A.D.
My advise is going to be much different than the advice you're being given! Therapy is NOT always the best thing.
When my daughter was 4, she came home from Christmas visit at her dad's. She had long been potty trained so when she started doing things like wetting her bed, we knew something was up. But being that she was so young and experience with two older children, I knew that it could have been that she was sick among other things. My husband was in college at the time so he kept her and my younger one, (then 3) until it was time for school and he would drop them with my grandma. During this time, he started noticing things like how she would cling to him and would cry if he needed to say just go to the bathroom. We started catching her curled up in a fetal position, hiding under blankets and then, my husband noticed for the first time her masturbating. I hate to use that term for it but essentially that's what it was. I called my ex right away to ask about anything happening to her. He assured me that I was crazy and that it must be something else or something happening somewhere else.
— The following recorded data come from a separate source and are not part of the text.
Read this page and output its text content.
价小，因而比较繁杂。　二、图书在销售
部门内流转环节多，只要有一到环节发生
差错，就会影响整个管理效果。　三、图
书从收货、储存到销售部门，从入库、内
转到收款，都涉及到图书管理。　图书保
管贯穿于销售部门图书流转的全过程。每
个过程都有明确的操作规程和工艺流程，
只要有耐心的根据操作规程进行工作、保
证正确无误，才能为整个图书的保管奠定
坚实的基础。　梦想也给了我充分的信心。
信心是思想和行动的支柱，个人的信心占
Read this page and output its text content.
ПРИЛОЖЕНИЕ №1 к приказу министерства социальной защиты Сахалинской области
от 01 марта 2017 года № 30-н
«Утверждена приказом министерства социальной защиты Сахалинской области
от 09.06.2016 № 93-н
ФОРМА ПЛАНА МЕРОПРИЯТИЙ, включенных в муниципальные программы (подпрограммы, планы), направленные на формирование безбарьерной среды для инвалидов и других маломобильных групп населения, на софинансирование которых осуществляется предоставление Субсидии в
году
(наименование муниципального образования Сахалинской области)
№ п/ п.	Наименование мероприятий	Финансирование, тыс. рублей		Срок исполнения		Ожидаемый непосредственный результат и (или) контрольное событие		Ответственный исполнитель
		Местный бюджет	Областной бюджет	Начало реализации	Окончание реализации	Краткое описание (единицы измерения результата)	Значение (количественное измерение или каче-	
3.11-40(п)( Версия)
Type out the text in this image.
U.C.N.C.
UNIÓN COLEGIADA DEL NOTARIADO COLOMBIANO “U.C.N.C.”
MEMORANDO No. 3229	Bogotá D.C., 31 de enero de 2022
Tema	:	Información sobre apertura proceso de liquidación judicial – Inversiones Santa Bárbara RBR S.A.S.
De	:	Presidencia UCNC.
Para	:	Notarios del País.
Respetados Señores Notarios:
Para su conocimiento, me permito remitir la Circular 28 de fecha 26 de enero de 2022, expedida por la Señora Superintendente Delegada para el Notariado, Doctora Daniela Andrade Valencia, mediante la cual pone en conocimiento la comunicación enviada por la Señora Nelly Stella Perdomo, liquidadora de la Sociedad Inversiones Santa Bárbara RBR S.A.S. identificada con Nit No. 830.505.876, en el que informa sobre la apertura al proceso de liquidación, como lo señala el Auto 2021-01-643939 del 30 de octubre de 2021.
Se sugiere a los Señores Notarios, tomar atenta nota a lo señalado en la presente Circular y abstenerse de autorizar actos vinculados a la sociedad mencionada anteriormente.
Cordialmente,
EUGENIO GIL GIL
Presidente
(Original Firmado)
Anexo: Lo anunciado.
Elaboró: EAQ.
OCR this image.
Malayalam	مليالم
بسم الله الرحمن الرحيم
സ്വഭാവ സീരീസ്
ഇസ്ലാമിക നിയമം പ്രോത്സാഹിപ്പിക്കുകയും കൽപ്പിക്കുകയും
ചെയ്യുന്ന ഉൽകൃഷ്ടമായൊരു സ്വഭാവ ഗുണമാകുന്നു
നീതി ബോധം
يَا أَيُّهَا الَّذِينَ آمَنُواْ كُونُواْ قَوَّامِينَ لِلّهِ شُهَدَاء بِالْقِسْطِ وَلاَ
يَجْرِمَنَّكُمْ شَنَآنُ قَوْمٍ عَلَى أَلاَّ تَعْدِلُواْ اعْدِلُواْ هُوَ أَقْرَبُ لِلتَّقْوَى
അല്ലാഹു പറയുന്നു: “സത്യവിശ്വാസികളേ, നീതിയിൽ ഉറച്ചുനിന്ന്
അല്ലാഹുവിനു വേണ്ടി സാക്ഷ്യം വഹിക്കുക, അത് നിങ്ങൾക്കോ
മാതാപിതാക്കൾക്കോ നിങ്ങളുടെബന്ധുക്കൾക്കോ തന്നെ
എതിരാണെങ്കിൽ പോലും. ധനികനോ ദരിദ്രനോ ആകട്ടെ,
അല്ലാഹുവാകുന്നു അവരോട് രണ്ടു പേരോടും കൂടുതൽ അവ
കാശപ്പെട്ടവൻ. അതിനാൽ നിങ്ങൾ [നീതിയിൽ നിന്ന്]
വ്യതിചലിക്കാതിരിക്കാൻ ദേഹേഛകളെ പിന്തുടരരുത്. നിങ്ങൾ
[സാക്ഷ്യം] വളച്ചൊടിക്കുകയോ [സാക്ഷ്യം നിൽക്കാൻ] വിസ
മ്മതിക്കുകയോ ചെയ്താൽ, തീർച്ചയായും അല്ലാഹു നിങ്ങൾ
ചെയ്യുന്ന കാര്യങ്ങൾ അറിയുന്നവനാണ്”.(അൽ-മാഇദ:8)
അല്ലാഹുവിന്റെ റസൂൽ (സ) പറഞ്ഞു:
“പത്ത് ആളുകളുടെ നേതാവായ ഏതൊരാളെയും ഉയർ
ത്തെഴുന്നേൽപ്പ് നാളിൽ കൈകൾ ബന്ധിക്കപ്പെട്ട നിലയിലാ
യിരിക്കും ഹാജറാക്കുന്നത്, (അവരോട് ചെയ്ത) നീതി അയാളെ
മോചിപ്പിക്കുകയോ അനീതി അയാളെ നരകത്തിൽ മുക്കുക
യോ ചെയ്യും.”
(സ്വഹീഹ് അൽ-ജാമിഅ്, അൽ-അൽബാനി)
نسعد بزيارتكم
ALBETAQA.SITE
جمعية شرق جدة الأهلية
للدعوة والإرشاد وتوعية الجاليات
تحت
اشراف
During the days with my husband, my daughter began to let out bits and pieces and finally she was drawing pictures with him and let it all out. One of my ex's friends/employees was at his house and had molested her. I was shocked and honestly didn't want to believe it. I didn't want to deal with the reality of something so gross happening to her. It broke my heart and made me sick all at the same time. My ex denied it repeatedly but I took steps including taking her to therapy. DFACS got involved in both counties. My daughter had to talk to a child advocate to give her testimony. The police were involved and my daughter essentially had to undergo a pelvic exam. The guy was arrested but my ex would not cooperate so the guy wasn't prosecuted. Nevermind the fact that a 4 year old recounted a story that included a conversation where her dad said, "Get out of my house and you're fired." She didn't know this guy worked for him so how in the world he wanted to think that she made up "you're fired" boggles my mind. We took her to therapy once a week. My daughter's behaviors escalated and became more frequent. My ex's grandfather is a prominent psychologist in Tennessee so I called him to talk to him about it. He advised against her continuing since it clearly wasn't doing her any good by keeping it on the forefront so to speak. She's now 13 and stopping the therapy was the BEST thing I could have ever done for her. She knows it happened.
Now I'm not saying that this is the best advice for your family but I'm relaying what helped with us. If I were in your shoes, I definitely would not have my daughter around them at all until they're much older, if at all. I also don't know that I would be around them either. I would probably just give my husband my blessing to go on without me but then again, that's just me. Some grudges are worth holding onto.